ISFL National Champions
- Conference: ISFL
- Record: 10–2–3 (4–0–1 ISFL)
- Home stadium: Polo Grounds

= 1909–10 Columbia Lions men's soccer team =

American men's soccer season

The 1909–10 Columbia Lions men's soccer team was a soccer team that represented Columbia University as during the 1909–10 ISFL season. It was the program's fifth season as a varsity team, and their first under the "Lions" moniker, after previously being referred to as the "Blue and White". The program is best known for winning the university's first national soccer championship, being deemed the ISFL national champions at the conclusion of the season, compiling a record of five wins, no losses, and one draw across ISFL play.
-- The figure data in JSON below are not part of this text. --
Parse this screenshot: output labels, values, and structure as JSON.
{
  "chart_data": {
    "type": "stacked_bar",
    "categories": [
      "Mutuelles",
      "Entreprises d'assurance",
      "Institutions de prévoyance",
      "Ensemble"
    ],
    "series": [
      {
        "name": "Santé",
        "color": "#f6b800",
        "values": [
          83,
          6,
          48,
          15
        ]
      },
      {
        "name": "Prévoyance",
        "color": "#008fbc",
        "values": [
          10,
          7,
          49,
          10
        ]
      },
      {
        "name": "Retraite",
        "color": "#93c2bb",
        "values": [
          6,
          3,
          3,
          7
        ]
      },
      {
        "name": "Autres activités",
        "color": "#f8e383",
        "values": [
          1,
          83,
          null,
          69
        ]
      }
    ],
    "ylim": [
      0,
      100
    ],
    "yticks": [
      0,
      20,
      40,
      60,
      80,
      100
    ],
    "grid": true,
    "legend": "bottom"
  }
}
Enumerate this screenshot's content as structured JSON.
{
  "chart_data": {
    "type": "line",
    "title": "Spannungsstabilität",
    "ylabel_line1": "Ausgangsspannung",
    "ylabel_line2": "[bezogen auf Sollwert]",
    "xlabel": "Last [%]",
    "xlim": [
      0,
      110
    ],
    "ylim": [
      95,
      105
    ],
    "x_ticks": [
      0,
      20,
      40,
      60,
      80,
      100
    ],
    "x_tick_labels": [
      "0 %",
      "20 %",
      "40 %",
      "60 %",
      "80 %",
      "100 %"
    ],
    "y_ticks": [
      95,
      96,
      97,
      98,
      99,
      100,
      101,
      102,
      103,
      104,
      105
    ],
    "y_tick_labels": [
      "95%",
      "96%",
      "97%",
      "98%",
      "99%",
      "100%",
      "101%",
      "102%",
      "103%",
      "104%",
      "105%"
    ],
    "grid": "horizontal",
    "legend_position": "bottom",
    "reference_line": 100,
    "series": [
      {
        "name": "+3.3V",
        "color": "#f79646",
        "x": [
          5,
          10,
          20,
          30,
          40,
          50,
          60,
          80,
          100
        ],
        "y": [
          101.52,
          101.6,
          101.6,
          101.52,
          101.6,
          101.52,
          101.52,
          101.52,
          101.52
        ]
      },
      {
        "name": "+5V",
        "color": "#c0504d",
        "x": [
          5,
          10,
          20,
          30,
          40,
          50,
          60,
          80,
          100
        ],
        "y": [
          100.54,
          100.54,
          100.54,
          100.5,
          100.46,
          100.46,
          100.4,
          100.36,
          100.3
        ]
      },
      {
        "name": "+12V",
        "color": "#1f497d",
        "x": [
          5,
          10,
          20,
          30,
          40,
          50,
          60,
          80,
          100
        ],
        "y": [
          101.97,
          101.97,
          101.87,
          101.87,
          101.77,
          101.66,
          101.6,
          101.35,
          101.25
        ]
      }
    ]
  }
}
Today, they are recognized by American Soccer History Archives as the 1910 college soccer champions.

== Schedule ==

| Non-conference regular season |

| Date Time, TV | Rank^{#} | Opponent^{#} | Result | Record | Site City, State |
Non-conference regular season
| * |  | Montclair | W 4–1 | 1–0–0 | Polo Grounds Manhattan, NY |
| * |  | at Staten Island | L 2–4 | 1–1–0 | St. Paul's Field Staten Island, NY |
| * |  | at Pratt | W 1–0 | 2–1–0 | Fort Greene Park Brooklyn, NY |
| * |  | Staten Island | L 2–4 | 2–2–0 | Polo Grounds Manhattan, NY |
| * |  | at Boys Club | W 3–0 | 3–2–0 | Unknown Unknown |
| * |  | at Springfield | T 1–1 | 3–2–1 | Pratt Field Springfield, MA |
| * |  | Boys Club | W 6–0 | 4–2–1 | Polo Grounds Manhattan, NY |
| * |  | Pratt | W 4–1 | 5–2–1 | Polo Grounds Manhattan, NY |
| * |  | Cameron | W 2–1 | 6–2–1 | Polo Grounds Manhattan, NY |
| * |  | Boys Club | T 0–0 | 6–2–2 | Polo Grounds Manhattan, NY |
ISFL
| March 12, 1910* |  | Haverford | W 3–1 | 7–2–2 (1–0–0) | Polo Grounds Manhattan, NY |
| * |  | at Harvard | W 2–0 | 8–2–2 (2–0–0) | Harvard Stadium Cambridge, MA |
| * |  | at Penn | W 2–0 | 9–2–2 (3–0–0) | Franklin Field Philadelphia, PA |
| * |  | at Cornell | W 8–0 | 10–2–2 (4–0–0) | Percy Field Ithaca, NY |
| * |  | Yale | T 0–0 | 10–2–3 (4–0–1) | Polo Grounds Manhattan, NY |
*Non-conference game. ^{#}Rankings from United Soccer Coaches. (#) Tournament seedings in parentheses.